Python development time is faster.

Mon Nov 13 10:20:51 EST 2006

Chris Brat wrote:
> I've seen a few posts, columns and articles which state that one of the
> advantages of Python is that code can be developed x times faster than
> languages such as <<Insert popular language name here>>.
> 
> Does anyone have any comments on that statement from personal
> experience?

I had to work at a laboratory a few years ago which used Java 
exclusively.  I was coming from several years as a graduate student 
using Python almost exclusively for my own work.  (But I used to teach 
introductory Java classes at my previous university, so I had plenty of 
Java experience.)

My own work and the work that I did for the lab were quite similar, 
mainly focused on training machine learning models on natural language 
processing tasks. I estimated that the Java code took me about 5x as 
long. Part of this is the verbosity of Java, e.g. where you have to 
write an anonymous inner class instead of using a function or a class 
object directly. But probably a larger part of this was using the Java 
libraries, which tend to be way over-engineered, and more complicated to 
use than they need to be.

A simple example from document indexing.  Using Java Lucene to index 
some documents, you'd write code something like::

     Analyzer analyzer = new StandardAnalyzer()
     IndexWriter writer = new IndexWriter(store_dir, analyzer, true)
     for (Value value: values) {
         Document document = Document()
         Field title = new Field("title", value.title,
                                 Field.Store.YES,
                                 Field.Index.TOKENIZED)
         Field text = new Field("text", value.text,
                                Field.Store.YES,
                                Field.Index.TOKENIZED)
         document.add(title)
         document.add(text)
     }

Why is this code so verbose?  Because the Lucene Java APIs don't like 
useful defaults. So for example, even though StandardAnalyzer is 
supposedly *Standard*, there's no IndexWriter constructor that includes 
it automatically. Similarly, if you create a Field with a string name 
and value (as above), you must specify both a Field.Store and a 
Field.Index - there's no way to let them default to something reasonable.
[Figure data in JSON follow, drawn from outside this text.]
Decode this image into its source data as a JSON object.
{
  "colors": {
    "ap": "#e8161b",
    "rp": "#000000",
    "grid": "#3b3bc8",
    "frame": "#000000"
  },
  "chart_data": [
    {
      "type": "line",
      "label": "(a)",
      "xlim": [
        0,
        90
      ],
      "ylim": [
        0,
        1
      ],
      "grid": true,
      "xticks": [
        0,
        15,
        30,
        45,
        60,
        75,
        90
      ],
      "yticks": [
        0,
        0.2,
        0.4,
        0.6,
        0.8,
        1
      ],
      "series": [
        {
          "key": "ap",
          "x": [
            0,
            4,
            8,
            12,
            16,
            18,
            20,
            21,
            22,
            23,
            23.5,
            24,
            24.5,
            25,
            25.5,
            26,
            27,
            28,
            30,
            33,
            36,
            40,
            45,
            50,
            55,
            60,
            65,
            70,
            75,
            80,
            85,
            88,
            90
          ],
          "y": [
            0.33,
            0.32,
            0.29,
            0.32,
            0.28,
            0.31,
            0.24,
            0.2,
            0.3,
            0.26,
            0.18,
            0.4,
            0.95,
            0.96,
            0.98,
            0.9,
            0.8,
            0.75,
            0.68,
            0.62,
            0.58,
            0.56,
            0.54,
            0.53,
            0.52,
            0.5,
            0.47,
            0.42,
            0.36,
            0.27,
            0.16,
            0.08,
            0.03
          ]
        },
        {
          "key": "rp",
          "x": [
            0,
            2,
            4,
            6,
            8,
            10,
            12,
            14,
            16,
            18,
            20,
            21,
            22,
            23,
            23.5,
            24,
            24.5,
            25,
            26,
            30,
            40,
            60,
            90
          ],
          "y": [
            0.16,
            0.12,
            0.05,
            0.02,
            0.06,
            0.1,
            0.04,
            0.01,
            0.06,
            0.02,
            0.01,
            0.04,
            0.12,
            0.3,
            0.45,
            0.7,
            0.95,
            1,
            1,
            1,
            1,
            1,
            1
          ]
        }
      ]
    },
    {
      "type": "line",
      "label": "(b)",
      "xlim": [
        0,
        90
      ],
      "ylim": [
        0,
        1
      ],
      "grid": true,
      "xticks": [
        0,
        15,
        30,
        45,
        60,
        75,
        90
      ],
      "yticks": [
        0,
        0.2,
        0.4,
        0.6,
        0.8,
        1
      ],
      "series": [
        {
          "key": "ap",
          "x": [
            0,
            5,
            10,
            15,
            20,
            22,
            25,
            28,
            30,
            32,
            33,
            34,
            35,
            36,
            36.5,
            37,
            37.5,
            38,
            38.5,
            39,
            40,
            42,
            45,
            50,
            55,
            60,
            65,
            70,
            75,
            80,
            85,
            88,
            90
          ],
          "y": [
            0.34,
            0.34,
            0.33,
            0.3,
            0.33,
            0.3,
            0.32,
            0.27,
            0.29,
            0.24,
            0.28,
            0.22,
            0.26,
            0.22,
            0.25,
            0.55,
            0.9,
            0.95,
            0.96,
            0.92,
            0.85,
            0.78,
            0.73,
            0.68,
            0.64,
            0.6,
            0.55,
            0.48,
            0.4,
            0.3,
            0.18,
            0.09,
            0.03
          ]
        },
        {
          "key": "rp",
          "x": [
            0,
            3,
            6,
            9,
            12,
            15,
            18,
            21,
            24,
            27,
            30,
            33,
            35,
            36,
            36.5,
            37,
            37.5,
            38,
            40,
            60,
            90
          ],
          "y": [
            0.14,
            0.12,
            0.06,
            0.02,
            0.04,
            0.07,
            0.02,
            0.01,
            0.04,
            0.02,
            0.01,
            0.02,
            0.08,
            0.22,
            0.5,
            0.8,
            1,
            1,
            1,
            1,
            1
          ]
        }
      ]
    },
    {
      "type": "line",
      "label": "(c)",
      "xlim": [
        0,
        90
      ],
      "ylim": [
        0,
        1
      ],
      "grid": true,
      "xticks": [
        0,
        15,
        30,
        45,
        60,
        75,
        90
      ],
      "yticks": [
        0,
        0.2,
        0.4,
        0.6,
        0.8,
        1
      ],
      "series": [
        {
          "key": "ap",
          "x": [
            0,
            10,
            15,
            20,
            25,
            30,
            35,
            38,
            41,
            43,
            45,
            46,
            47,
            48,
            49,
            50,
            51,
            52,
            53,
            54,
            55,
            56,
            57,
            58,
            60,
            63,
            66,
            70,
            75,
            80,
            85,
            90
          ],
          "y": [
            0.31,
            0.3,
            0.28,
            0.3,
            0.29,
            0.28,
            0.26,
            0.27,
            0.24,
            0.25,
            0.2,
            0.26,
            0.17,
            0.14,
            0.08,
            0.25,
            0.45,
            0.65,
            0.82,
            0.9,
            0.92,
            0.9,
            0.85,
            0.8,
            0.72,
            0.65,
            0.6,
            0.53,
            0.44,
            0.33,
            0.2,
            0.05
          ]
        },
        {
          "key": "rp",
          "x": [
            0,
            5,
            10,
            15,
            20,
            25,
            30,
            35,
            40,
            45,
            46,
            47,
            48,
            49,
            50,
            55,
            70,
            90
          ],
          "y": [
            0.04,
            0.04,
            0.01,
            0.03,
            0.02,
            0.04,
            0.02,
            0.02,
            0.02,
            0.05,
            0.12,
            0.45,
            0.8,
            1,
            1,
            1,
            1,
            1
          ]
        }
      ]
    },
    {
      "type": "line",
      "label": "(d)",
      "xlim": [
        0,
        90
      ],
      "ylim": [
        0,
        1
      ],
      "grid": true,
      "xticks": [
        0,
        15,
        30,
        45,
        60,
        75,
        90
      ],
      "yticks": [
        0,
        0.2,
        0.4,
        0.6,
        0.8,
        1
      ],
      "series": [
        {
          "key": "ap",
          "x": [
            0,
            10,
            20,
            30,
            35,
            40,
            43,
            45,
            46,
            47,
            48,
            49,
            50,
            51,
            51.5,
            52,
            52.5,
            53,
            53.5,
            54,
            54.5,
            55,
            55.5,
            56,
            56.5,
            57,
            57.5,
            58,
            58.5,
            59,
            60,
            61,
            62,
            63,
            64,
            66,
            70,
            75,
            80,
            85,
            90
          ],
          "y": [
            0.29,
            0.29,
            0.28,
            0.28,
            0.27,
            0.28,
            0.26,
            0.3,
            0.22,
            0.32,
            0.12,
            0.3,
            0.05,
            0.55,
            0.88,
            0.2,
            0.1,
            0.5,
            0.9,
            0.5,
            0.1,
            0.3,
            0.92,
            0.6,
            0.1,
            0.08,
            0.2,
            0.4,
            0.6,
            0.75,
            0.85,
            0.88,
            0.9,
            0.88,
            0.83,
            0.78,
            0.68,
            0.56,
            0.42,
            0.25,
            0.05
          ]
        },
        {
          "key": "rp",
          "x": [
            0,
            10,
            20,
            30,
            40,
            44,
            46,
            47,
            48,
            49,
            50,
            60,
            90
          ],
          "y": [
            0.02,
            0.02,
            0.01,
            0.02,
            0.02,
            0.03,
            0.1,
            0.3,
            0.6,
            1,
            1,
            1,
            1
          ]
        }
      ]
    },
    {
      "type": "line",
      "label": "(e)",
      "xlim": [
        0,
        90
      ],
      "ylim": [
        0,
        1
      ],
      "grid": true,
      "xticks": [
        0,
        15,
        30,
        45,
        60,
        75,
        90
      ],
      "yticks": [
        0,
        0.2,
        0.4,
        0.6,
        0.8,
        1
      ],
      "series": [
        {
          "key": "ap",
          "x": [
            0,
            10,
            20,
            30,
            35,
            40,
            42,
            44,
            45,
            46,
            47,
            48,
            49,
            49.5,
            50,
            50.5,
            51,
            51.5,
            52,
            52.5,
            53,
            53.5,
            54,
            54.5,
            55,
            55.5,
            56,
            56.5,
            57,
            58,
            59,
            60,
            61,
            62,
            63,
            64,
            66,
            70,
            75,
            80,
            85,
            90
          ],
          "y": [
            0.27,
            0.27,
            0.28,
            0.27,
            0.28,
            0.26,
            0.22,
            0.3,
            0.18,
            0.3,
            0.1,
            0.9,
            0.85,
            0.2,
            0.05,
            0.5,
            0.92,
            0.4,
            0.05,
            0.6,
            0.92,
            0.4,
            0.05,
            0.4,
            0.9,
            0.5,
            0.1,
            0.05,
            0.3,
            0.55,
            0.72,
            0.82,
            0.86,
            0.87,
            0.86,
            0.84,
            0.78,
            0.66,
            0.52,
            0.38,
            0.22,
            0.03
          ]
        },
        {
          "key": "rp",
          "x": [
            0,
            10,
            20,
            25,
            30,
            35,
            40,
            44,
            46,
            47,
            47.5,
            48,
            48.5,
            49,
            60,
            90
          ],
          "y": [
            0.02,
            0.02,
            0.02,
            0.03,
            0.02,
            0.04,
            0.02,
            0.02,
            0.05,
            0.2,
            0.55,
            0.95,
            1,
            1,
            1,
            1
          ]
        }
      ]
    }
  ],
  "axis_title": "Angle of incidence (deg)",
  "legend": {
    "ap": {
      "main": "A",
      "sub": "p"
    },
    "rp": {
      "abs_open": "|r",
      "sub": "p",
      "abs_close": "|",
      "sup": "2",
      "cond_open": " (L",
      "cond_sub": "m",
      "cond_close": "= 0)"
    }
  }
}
Compare this to Python code. Unfortunately, PyLucene wraps the Lucene 
APIs pretty directly, but I've wrapped PyLucene with my own wrapper that 
adds useful defaults (and takes advantages of things like Python's 
**kwargs).  Here's what the same code looks like with my Python wrapper 
to Lucene::

     writer = IndexWriter(store_dir)
     for value in values:
         document = Document(title=value.title, text=value.text)
         writer.addDocument(document)
     writer.close()

Gee, and I wonder why it took me so much longer to write things in Java. ;-)

STeVe